Blue ocean strategy is about re-inventing the game while still making sure that the business is intact. It is not about being reckless or risk averse – it is about a good process to move your business to be more relevant for the customer. The challenge is that innovation becomes its own enemy and that without seriously keeping innovating; the super profits of blue oceans cannot be sustained.
To some extent, there are two risks inherent in blue ocean strategy – innovation for innovation sake and innovation that is not better for the customer. A customer may want the integration between two systems – your improvements show that you can make one component cheaper – but you lose integration with the other system. You think the customer wants a cheaper product (or you need to make it cheaper to keep the competitor out of the market) and the customer has lost the one thing that was important to them.
How do you counter against blue ocean strategy? Traditional wisdom dictates that there are various responses to blue ocean strategy
- Innovate past you competitor – while they are “taking the market”, build the next big thing and take them out when they are in the heat of the battle.
- Imitate – make something that is close enough to your competitors to confuse your customer and ride on the wave of the new category.

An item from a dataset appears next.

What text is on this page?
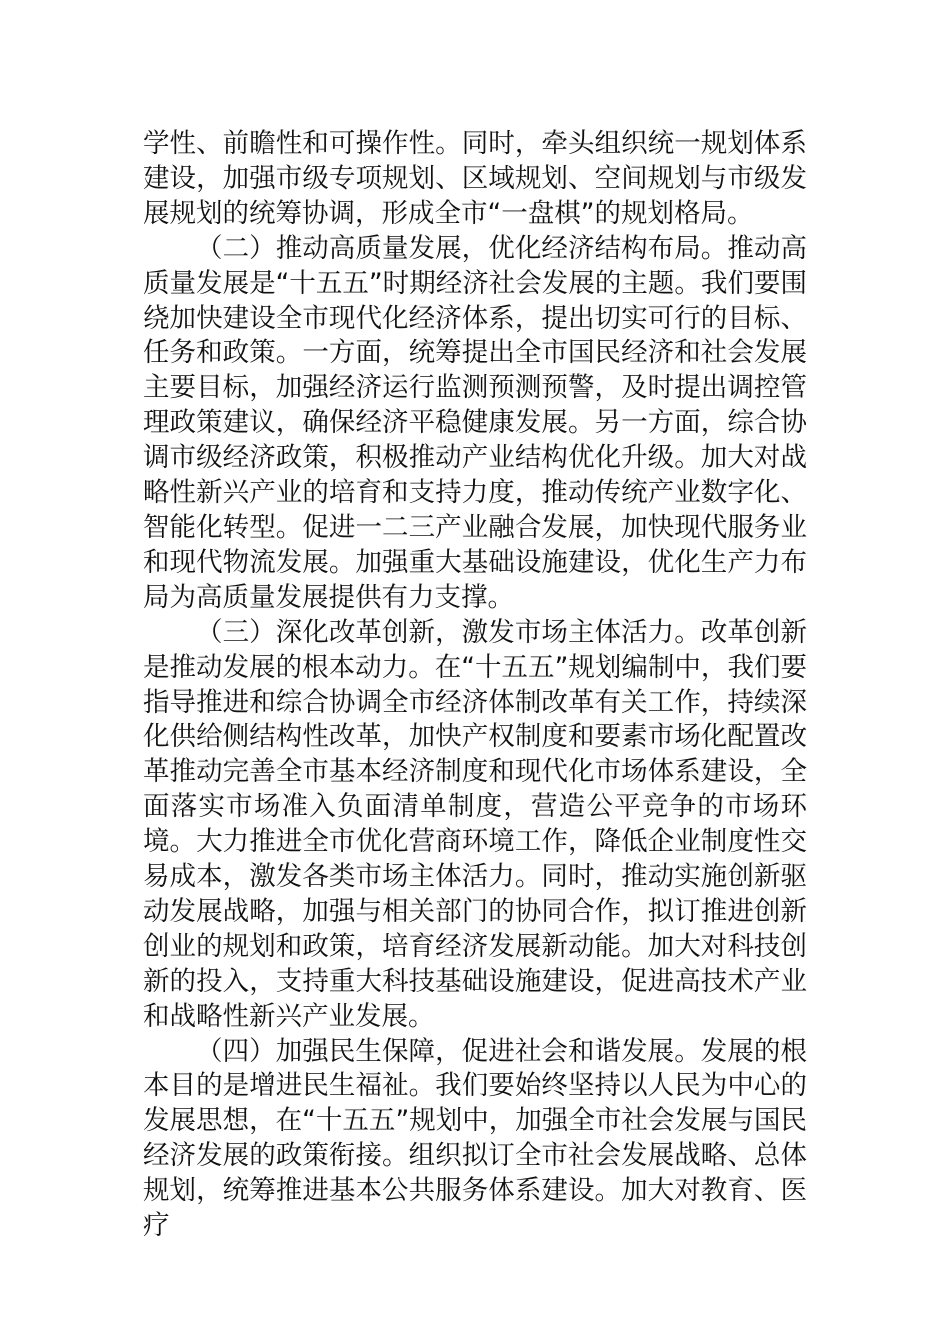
学性、前瞻性和可操作性。同时，牵头组织统一规划体系建设，加强市级专项规划、区域规划、空间规划与市级发展规划的统筹协调，形成全市“一盘棋”的规划格局。

（二）推动高质量发展，优化经济结构布局。推动高质量发展是“十五五”时期经济社会发展的主题。我们要围绕加快建设全市现代化经济体系，提出切实可行的目标、任务和政策。一方面，统筹提出全市国民经济和社会发展主要目标，加强经济运行监测预测预警，及时提出调控管理政策建议，确保经济平稳健康发展。另一方面，综合协调市级经济政策，积极推动产业结构优化升级。加大对战略性新兴产业的培育和支持力度，推动传统产业数字化、智能化转型。促进一二三产业融合发展，加快现代服务业和现代物流发展。加强重大基础设施建设，优化生产力布局为高质量发展提供有力支撑。

（三）深化改革创新，激发市场主体活力。改革创新是推动发展的根本动力。在“十五五”规划编制中，我们要指导推进和综合协调全市经济体制改革有关工作，持续深化供给侧结构性改革，加快产权制度和要素市场化配置改革推动完善全市基本经济制度和现代化市场体系建设，全面落实市场准入负面清单制度，营造公平竞争的市场环境。大力推进全市优化营商环境工作，降低企业制度性交易成本，激发各类市场主体活力。同时，推动实施创新驱动发展战略，加强与相关部门的协同合作，拟订推进创新创业的规划和政策，培育经济发展新动能。加大对科技创新的投入，支持重大科技基础设施建设，促进高技术产业和战略性新兴产业发展。

（四）加强民生保障，促进社会和谐发展。发展的根本目的是增进民生福祉。我们要始终坚持以人民为中心的发展思想，在“十五五”规划中，加强全市社会发展与国民经济发展的政策衔接。组织拟订全市社会发展战略、总体规划，统筹推进基本公共服务体系建设。加大对教育、医疗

- Capture the niche – you competitor would have alienated some customers – you can capture that niche and offer them superior value.
- Win in the shark tank – while your competitor is off chasing new markets – and other migrate to join them – pickup the pieces in the rust belt and turn that into a viable industry in itself. Leverage cheaper resources and known products to innovate in a different direction while bringing more customers along.
While some are boiling the ocean, others are trying to climb it. You can decide if your ocean is green, blue, red or yellow. It does not really matter – at the end of the day you need to focus on the customer and decide what the best end is to reach that customer and execute your solution. Execution is where most strategy fail and execution only work when people get out of the boardrooms and from behind computers and into the trenches.
In an age where big-data, the cloud and analytics can easily paralyse and organisation – it is time to go out and start looking at how to really serve your market. If you can do that – you will always be a step ahead of your competitors and questions of strategy can focus on creating more colourful solutions to practical problems.